Students, seniors to feature climate change films at festival

(Submitted photo) Bryan Clarke, a student at Sir James Dunn Academy, prepares a drone with the help of filmmaker Jeff Lively during the Sunbury Shores senior-youth video project on climate change. The centre hired three filmmakers to work with teams of seniors and youth to create documentaries, which they will feature at the 2023 Fundy Film Festival at the W.C. O’Neill Arena Theatre on Saturday.

SAINT ANDREWS – Three two-minute films surrounding global warming will be featured on the big screen this weekend.

Sunbury Shores is bringing the 2023 Fundy Film Festival to the W.C. O’Neill Arena Theatre on Sept. 16 at 2 p.m. Admission is free. It will showcase the centre’s Art of Stewardship senior-youth video project that brought nine seniors and nine youth together to work in three teams on the topic of climate change.

Caroline Walker, the centre’s artistic director, said the outcoming films are “fantastic.”

“They really define what documentaries are,” said Walker. “Each team got to choose their subject matter, and then they all interviewed people in the community about how climate change impacts them.”

Through a grant from the New Horizons for Seniors Program, the centre was able to hire three filmmakers to help with the project. One was local to Charlotte County, while the other two were from the Saint John area.

The teams, said Walker, were a mix of seniors and youth. Ages ranged from middle school to late 70s or early 80s. Students were from Sir James Dunn Academy and St. Stephen Middle School.

“The teams chose who would be the director and the script writer … and all the different roles you need in creating a film. They were then expected to move each area of expertise along,” said Walker, adding it seemed a bit natural in that youth were interested in the technical side.

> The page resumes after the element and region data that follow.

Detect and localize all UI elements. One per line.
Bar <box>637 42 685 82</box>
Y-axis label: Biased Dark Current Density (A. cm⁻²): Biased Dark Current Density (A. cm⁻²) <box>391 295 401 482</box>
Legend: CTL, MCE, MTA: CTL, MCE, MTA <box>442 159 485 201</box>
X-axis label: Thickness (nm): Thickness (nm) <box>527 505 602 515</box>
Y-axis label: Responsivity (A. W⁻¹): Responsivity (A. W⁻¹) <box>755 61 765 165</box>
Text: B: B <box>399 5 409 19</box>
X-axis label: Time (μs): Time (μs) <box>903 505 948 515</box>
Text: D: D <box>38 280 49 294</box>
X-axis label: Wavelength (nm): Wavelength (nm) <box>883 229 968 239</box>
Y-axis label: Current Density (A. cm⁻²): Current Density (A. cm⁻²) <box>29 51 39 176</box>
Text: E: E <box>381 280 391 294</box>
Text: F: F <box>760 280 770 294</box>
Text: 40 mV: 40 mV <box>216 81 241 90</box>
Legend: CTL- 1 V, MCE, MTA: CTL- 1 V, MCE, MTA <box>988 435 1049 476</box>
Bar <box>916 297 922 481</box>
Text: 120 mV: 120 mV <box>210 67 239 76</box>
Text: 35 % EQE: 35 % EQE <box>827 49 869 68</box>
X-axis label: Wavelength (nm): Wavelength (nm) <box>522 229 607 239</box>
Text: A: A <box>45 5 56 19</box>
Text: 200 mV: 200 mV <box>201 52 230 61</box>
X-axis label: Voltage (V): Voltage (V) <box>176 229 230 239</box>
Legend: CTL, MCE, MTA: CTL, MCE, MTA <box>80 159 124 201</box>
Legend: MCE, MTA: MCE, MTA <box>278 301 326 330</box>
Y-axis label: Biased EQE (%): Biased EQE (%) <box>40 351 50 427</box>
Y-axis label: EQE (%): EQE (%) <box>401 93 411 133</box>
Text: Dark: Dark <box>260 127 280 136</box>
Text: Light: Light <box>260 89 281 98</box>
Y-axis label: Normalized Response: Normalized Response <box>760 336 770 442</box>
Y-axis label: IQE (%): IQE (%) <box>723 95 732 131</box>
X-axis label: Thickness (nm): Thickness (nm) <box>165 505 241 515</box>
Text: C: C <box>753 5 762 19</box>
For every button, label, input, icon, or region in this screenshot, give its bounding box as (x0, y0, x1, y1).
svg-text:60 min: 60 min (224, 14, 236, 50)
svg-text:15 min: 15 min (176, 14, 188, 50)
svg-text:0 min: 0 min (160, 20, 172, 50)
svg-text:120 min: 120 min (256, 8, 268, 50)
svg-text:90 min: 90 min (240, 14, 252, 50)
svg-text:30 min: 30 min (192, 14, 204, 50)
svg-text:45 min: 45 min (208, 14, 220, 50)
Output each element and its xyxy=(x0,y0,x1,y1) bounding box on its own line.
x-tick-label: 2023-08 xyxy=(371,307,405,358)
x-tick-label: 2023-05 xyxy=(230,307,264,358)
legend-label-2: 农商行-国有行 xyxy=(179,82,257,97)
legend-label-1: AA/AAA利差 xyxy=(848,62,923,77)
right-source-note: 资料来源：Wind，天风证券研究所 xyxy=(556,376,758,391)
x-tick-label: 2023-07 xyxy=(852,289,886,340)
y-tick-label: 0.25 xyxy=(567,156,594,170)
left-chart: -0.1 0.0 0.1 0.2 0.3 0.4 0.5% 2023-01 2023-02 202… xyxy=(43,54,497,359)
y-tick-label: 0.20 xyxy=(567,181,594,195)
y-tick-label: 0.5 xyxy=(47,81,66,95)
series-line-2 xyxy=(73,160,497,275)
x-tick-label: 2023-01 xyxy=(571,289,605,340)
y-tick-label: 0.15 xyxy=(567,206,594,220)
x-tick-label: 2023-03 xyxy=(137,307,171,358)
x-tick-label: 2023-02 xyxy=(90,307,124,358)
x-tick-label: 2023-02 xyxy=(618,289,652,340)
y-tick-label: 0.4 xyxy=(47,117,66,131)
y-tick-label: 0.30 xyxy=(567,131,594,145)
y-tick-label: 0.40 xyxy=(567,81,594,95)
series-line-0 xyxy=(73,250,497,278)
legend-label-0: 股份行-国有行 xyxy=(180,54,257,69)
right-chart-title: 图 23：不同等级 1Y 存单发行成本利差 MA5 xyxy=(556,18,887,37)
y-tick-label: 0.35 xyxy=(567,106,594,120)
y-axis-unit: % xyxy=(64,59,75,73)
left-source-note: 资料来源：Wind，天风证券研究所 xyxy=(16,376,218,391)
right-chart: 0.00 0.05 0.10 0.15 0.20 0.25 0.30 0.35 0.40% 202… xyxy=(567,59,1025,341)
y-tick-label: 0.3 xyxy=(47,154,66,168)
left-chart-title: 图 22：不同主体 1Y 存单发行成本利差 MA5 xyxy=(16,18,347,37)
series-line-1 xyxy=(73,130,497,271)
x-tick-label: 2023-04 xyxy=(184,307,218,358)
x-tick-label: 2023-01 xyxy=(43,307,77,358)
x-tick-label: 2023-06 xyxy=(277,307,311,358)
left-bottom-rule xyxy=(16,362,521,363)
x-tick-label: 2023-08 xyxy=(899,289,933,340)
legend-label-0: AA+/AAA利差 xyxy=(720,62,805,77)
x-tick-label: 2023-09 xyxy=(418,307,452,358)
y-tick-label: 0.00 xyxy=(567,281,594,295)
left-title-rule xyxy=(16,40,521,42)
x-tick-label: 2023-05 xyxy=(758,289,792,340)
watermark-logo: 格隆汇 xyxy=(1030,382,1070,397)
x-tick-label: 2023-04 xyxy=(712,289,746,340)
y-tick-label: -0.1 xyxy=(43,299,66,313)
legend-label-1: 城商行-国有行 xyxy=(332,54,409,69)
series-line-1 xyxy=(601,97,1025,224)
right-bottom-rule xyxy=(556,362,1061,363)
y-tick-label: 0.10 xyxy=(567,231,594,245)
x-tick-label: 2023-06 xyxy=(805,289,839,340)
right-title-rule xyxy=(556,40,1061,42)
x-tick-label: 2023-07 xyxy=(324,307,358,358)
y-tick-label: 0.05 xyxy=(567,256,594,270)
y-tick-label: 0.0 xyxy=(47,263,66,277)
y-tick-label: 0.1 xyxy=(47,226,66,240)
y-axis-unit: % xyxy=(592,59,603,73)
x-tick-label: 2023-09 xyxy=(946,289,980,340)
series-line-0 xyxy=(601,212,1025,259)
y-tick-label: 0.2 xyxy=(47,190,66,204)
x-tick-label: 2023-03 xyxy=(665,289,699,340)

“The middle school students made the best editors and the adults made the best writers. It’s just the way it worked out.”

During the film festival, Walker said they’ll introduce the three teams following the showing of the three films. There will be time for questions and answers as well.

“The films are all about global warming. One team interviewed an artist. One team interviewed a scientist. And one went out in the community for an organization that’s very activist in addressing climate change,” said the artistic director. “It’s quite interesting what’s going on in Charlotte County regarding climate change. I think this will be a real eye-opener for people.”

When they were looking at the program, Walker said they knew they wanted to have a public presentation as a way to celebrate the end of it. They decided on the film festival.

She said it was interesting to see how the teams worked together and all voices were heard.

Because of the success, Walker said it’s something they’ll look at hosting again while using cellphones, and it has potential of being included in an AV lab the centre is looking at building.